Artikel 31: Toeslagenbeleid voor personen van 21 of 22 jaar.

Waarom krijgt een alleenstaande van 21-jaar geen toeslag en een alleenstaande van 22-jaar een 5%-toeslag, terwijl hun algemeen noodzakelijke kosten van het bestaan niet wezenlijk verschillen?

Is een verschil in toeslag voor een 21- en 22-jarige alleenstaande te rechtvaardigen als hun algemeen noodzakelijke kosten van het bestaan niet wezenlijk verschillen?

Ja, omdat een zodanige vergelijking niet redelijk en billijk is. De WWB schrijft voor dat alleenstaanden van 21 tot 65 jaar, in wiens woning geen ander zijn hoofdverblijf heeft en die de kosten van het bestaan niet met een ander kan delen, recht heeft op een lokale toeslag van maximaal 20% van het netto minimumloon. Voor deze doelgroep is daarmee de bijstandsuitkering ter voorziening in de algemeen noodzakelijke kosten van het bestaan vastgesteld op70% van het netto minimumloon. De WWB regelt voorts, dat voor een alleenstaande van 21 of 22 jaar de toeslag afwijkend kan worden vastgesteld als deze, gezien de hoogte van het minimumjeugdloon, een belemmering kan vormen voor het aanvaarden van betaalde arbeid. Om effecten van werkloosheidsval: situatie waarbij het aanvaarden van betaald werk niet loont omdat de bijstandsuitkering hoger is dan het (minimumjeugd)loon uit betaald werken, te voorkomen dient er een juiste afstemming te zijn tussen de verdiencapaciteit van jongeren en de bijstandsuitkering. De verdiencapaciteit in de vorm van het minimumjeugdloon verschilt voor een 21- en 22-jarige alleenstaande. Gelet hierop werd onder de werking van de Abw aan een alleenstaande van 21 jaar geen toeslag en van 22-jaar een 10% toeslag verleend. In het verschil in verdiencapaciteit ligt de verklaring voor het verschil in lokale toeslag.

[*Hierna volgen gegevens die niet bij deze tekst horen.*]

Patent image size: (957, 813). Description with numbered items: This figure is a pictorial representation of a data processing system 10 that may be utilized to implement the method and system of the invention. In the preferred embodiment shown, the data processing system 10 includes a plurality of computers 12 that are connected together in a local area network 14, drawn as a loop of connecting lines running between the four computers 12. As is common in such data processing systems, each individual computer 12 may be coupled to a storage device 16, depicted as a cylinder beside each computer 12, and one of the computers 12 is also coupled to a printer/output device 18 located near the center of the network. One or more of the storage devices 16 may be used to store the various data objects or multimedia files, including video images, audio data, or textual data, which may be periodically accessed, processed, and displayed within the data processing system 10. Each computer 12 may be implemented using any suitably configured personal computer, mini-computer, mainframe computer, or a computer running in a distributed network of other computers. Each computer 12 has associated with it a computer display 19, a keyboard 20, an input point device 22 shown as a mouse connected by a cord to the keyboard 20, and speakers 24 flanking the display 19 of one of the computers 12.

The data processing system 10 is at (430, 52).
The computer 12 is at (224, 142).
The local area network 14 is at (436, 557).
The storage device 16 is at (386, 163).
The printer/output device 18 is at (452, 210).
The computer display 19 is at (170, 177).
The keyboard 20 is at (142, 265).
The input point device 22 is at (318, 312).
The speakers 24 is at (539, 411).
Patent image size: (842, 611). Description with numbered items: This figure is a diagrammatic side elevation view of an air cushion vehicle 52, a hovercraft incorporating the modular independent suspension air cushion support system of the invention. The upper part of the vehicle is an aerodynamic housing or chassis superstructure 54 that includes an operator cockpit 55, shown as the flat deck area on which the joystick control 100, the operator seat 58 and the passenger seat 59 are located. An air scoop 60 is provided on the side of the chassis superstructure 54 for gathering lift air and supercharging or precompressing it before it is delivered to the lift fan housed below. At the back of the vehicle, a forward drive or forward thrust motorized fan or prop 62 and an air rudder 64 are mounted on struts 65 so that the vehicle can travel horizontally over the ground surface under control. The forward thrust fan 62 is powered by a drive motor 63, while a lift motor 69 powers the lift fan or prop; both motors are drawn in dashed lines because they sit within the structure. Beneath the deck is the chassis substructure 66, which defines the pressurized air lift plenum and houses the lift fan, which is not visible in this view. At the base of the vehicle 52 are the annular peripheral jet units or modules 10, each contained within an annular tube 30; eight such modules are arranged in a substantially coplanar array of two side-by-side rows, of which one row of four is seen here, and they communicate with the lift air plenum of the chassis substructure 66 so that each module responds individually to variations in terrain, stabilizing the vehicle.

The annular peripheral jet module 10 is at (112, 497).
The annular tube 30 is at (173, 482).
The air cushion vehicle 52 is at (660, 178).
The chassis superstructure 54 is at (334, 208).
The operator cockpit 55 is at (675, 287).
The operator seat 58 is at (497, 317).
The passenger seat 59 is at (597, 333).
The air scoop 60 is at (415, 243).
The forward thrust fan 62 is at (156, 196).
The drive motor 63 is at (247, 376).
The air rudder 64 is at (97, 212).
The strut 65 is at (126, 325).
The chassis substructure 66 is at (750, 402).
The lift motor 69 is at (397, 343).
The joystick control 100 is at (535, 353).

Voor alleenstaande ouders die geen woonkosten kunnen delen geldt een toeslag van 5% (21 jaar) resp. 10% (22 jaar). Om te voorkomen dat de toeslag voor deze personen uitstroom uit de uitkering onmogelijk maakt.

Artikel 32: verlagen bijstandsnorm voor gezin

Gezinnen hebben in beginsel aanspraak op bijstand gelijk aan 100% van het netto minimumloon. Gelet hierop is voor deze categorie voorzien in de mogelijkheid tot het verlagen van die 100% bijstandsnorm met maximaal 20%. Wanneer het gezin kosten kan delen met een derde, niet zijnde bloedverwant in de eerste graad dan wordt in beginsel de uitkering verlaagd met 10%. Als er sprake is van meer dan 2 commerciële huurders dan zal de uitkering worden verlaagd met 20% en worden eventuele meer inkomsten op de uitkering in mindering gebracht als inkomen uit beroepsmatige verhuur.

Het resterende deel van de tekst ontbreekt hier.